Pleasanton Street Sighting - 1967 Triumph 1200 Sports
This feature was several years in coming. I first saw this 1967 Triumph 1200 Sports roadster in March 2008, parked on the street near the Alameda County Fairgrounds during a Goodguys Rod and Custom Association car show. Back then it was wearing a set of vintage silver turbine wheels. The next time I saw it, in 2010 in Livermore, the Triumph was sitting on English-made Cosmic Mk1 road wheels painted white. I photographed the car that day but it was in angled street parking and I couldn't get a good profile. That, and the owner showed up during my shoot and needed to leave. I finally got lucky in summer 2015 when I was returning to my car after another Goodguys show and the Triumph was sitting near a railroad crossing a few blocks from the fairgrounds.

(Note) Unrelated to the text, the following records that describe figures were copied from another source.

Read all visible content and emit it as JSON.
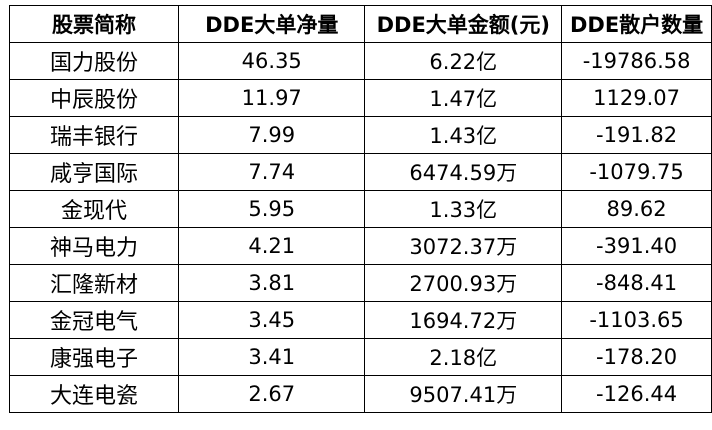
{
  "table": {
    "headers": [
      "股票简称",
      "DDE大单净量",
      "DDE大单金额(元)",
      "DDE散户数量"
    ],
    "rows": [
      [
        "国力股份",
        "46.35",
        "6.22亿",
        "-19786.58"
      ],
      [
        "中辰股份",
        "11.97",
        "1.47亿",
        "1129.07"
      ],
      [
        "瑞丰银行",
        "7.99",
        "1.43亿",
        "-191.82"
      ],
      [
        "咸亨国际",
        "7.74",
        "6474.59万",
        "-1079.75"
      ],
      [
        "金现代",
        "5.95",
        "1.33亿",
        "89.62"
      ],
      [
        "神马电力",
        "4.21",
        "3072.37万",
        "-391.40"
      ],
      [
        "汇隆新材",
        "3.81",
        "2700.93万",
        "-848.41"
      ],
      [
        "金冠电气",
        "3.45",
        "1694.72万",
        "-1103.65"
      ],
      [
        "康强电子",
        "3.41",
        "2.18亿",
        "-178.20"
      ],
      [
        "大连电瓷",
        "2.67",
        "9507.41万",
        "-126.44"
      ]
    ]
  }
}
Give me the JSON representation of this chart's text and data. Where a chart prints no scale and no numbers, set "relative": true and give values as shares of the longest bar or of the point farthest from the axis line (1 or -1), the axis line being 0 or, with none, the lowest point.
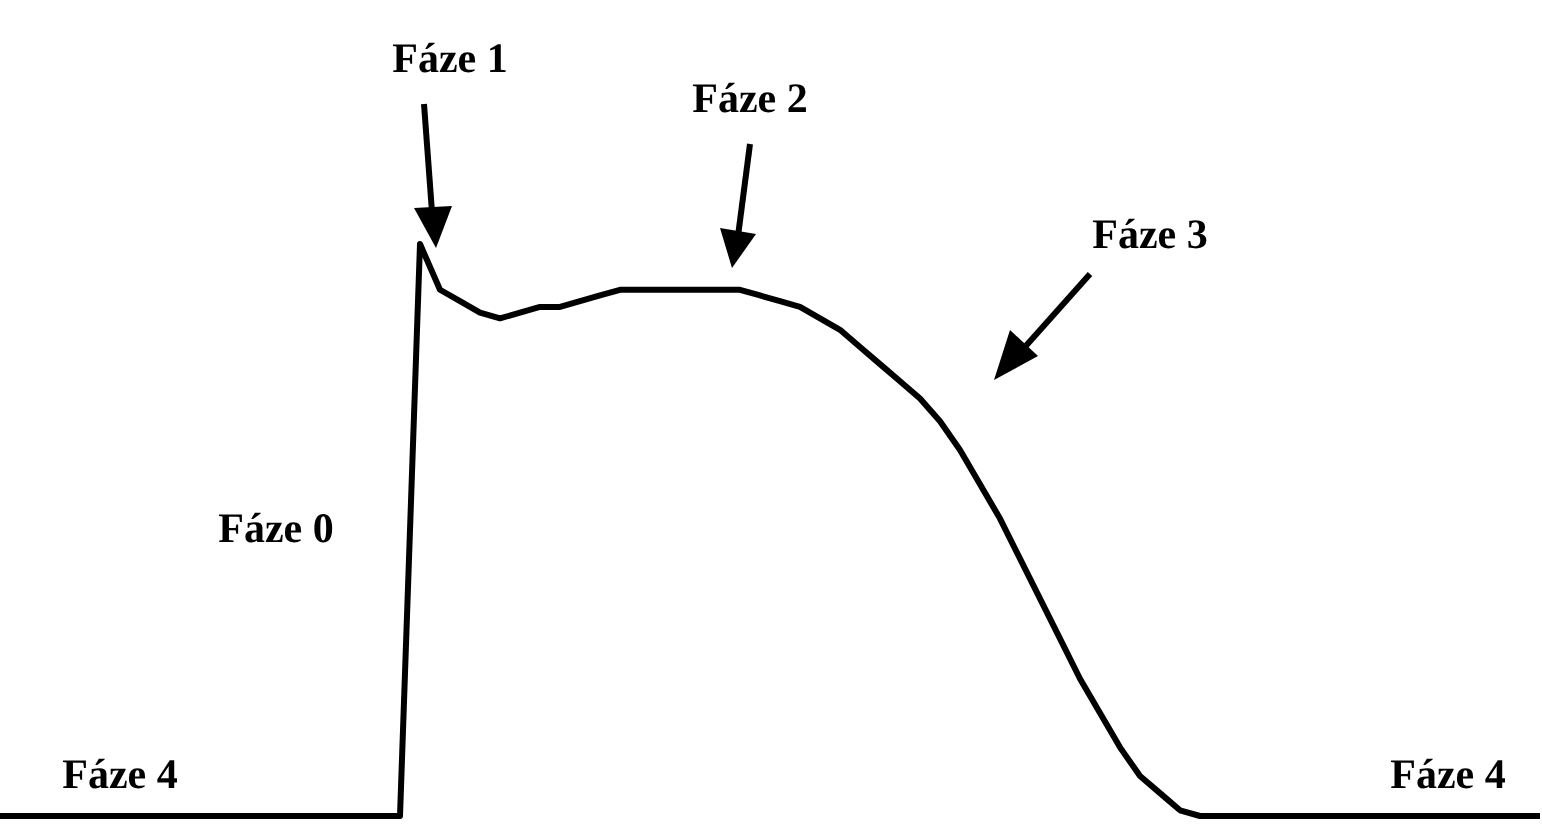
{
  "chart_data": {
    "type": "line",
    "relative": true,
    "color": "#000000",
    "line_style": "solid",
    "marker": "none",
    "categories": [
      null,
      null,
      null,
      null,
      null,
      null,
      null,
      null,
      null,
      null,
      null,
      null,
      null,
      null,
      null,
      null,
      null,
      null,
      null,
      null,
      null,
      null,
      null,
      null,
      null,
      null,
      null,
      null,
      null,
      null,
      null,
      null,
      null,
      null,
      null,
      null,
      null,
      null,
      null,
      null,
      null,
      null,
      null,
      null,
      null,
      null,
      null,
      null,
      null,
      null,
      null,
      null,
      null,
      null,
      null,
      null,
      null,
      null,
      null,
      null,
      null,
      null,
      null,
      null,
      null,
      null,
      null,
      null,
      null,
      null,
      null,
      null,
      null,
      null,
      null,
      null,
      null,
      null
    ],
    "values": [
      0,
      0,
      0,
      0,
      0,
      0,
      0,
      0,
      0,
      0,
      0,
      0,
      0,
      0,
      0,
      0,
      0,
      0,
      0,
      0,
      0,
      1,
      0.92,
      0.9,
      0.88,
      0.87,
      0.88,
      0.89,
      0.89,
      0.9,
      0.91,
      0.92,
      0.92,
      0.92,
      0.92,
      0.92,
      0.92,
      0.92,
      0.91,
      0.9,
      0.89,
      0.87,
      0.85,
      0.82,
      0.79,
      0.76,
      0.73,
      0.69,
      0.64,
      0.58,
      0.52,
      0.45,
      0.38,
      0.31,
      0.24,
      0.18,
      0.12,
      0.07,
      0.04,
      0.01,
      0,
      0,
      0,
      0,
      0,
      0,
      0,
      0,
      0,
      0,
      0,
      0,
      0,
      0,
      0,
      0,
      0,
      0
    ],
    "annotations": [
      "Fáze 1",
      "Fáze 2",
      "Fáze 3",
      "Fáze 0",
      "Fáze 4",
      "Fáze 4"
    ]
  }
}
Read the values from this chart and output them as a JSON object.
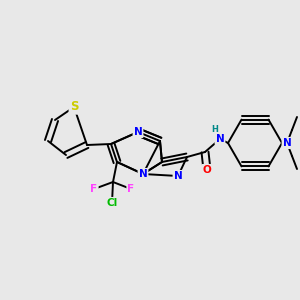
{
  "bg_color": "#e8e8e8",
  "bond_color": "#000000",
  "bond_width": 1.4,
  "atom_colors": {
    "S": "#cccc00",
    "N": "#0000ff",
    "O": "#ff0000",
    "F": "#ff44ff",
    "Cl": "#00bb00",
    "H": "#008888",
    "C": "#000000"
  },
  "font_size": 7.5
}
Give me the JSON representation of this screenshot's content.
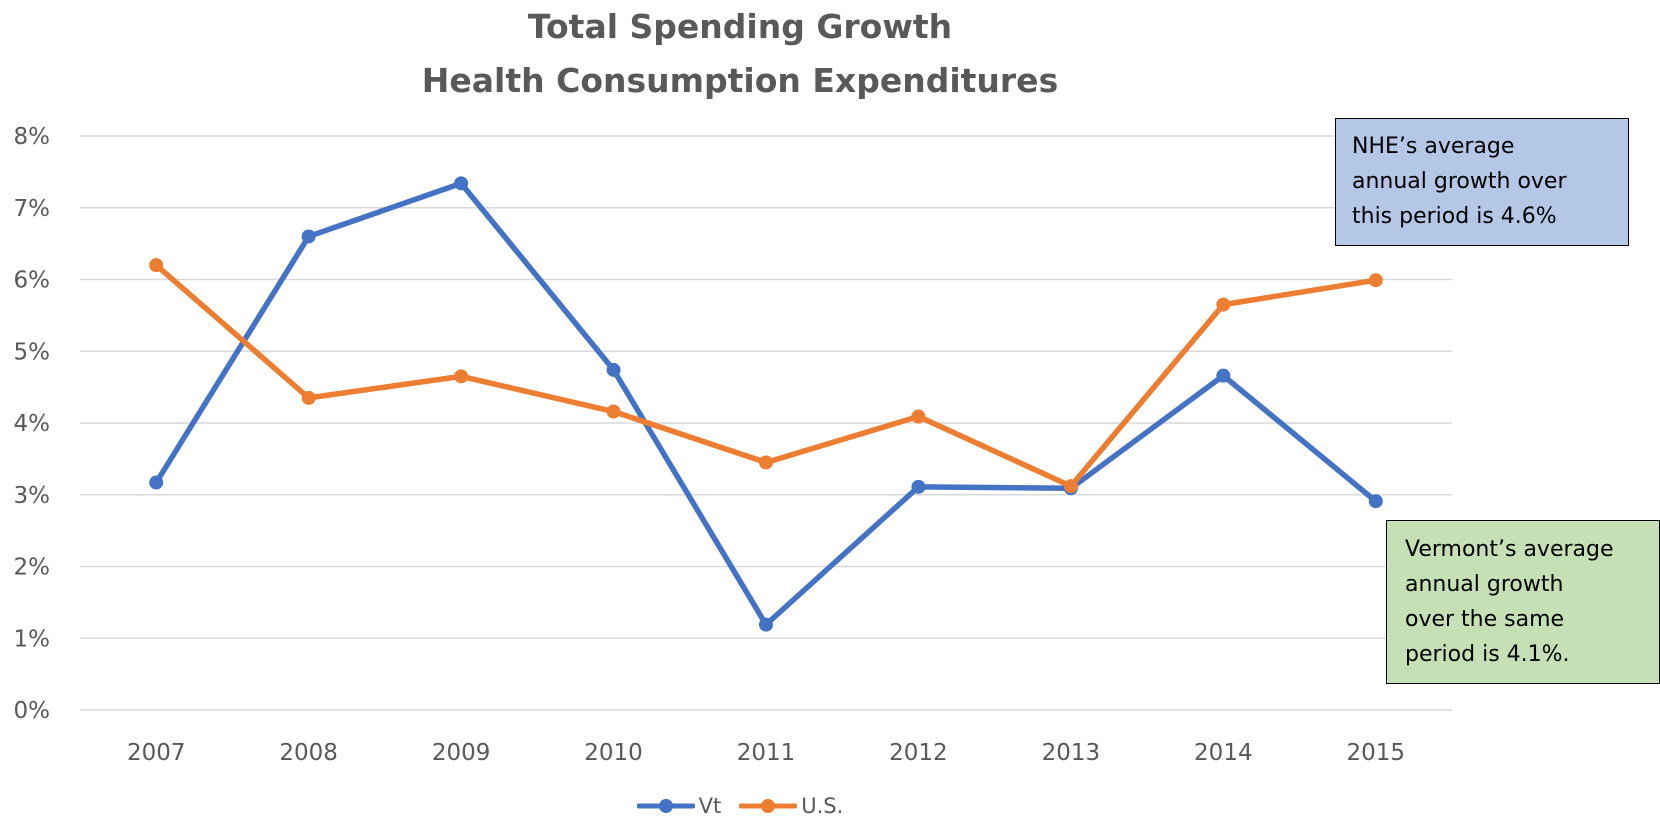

The Triumph 1200 was an American-market version of the Triumph Herald, a small car produced from 1959 until 1971. The Herald was offered as a two-door sedan, coupe, convertible, station wagon and van. Its chassis was also used as a base for the six-cylinder Vitesse, and the Spitfire and GT6 sports cars. Over half a million were sold worldwide, but the car was never especially popular in the U.S., probably because it was relatively primitive, slow and handled poorly (though turning radius was impressive thanks to its rack and pinion steering). Power output from a 1967 1200 Sports like this one was 48 horsepower. Anyone in the U.S. today probably associates the Triumph Herald closest with the BBC's Top Gear and the ill-fated Herald sailboat that presenter James May built for the show's Amphibious Cars challenge.
Part of what draws me to this particular Herald, aside from it being a Herald that still exists, is just how original it is. The orange paint might be factory (or at least period) "Topaz" though it could be a faded Pimento Red. The interior seems original with the exception of the modern stereo unit and the exterior body trim is all there. I love the old stickers, particularly the 1979 parking permit from March Air Force Base in Riverside County, California. The Cosmic wheels wouldn't be my first choice on a car like this, but they're a rarely seen style so they make the car more unique. I wondered about the four screws in the trunk lid; they look like mounting points for a luggage rack. I'm glad to see a vintage Triumph car that isn't a TR6 (though I love them) and seems reliable enough to spend the day out cruising rather than in the garage wrenching.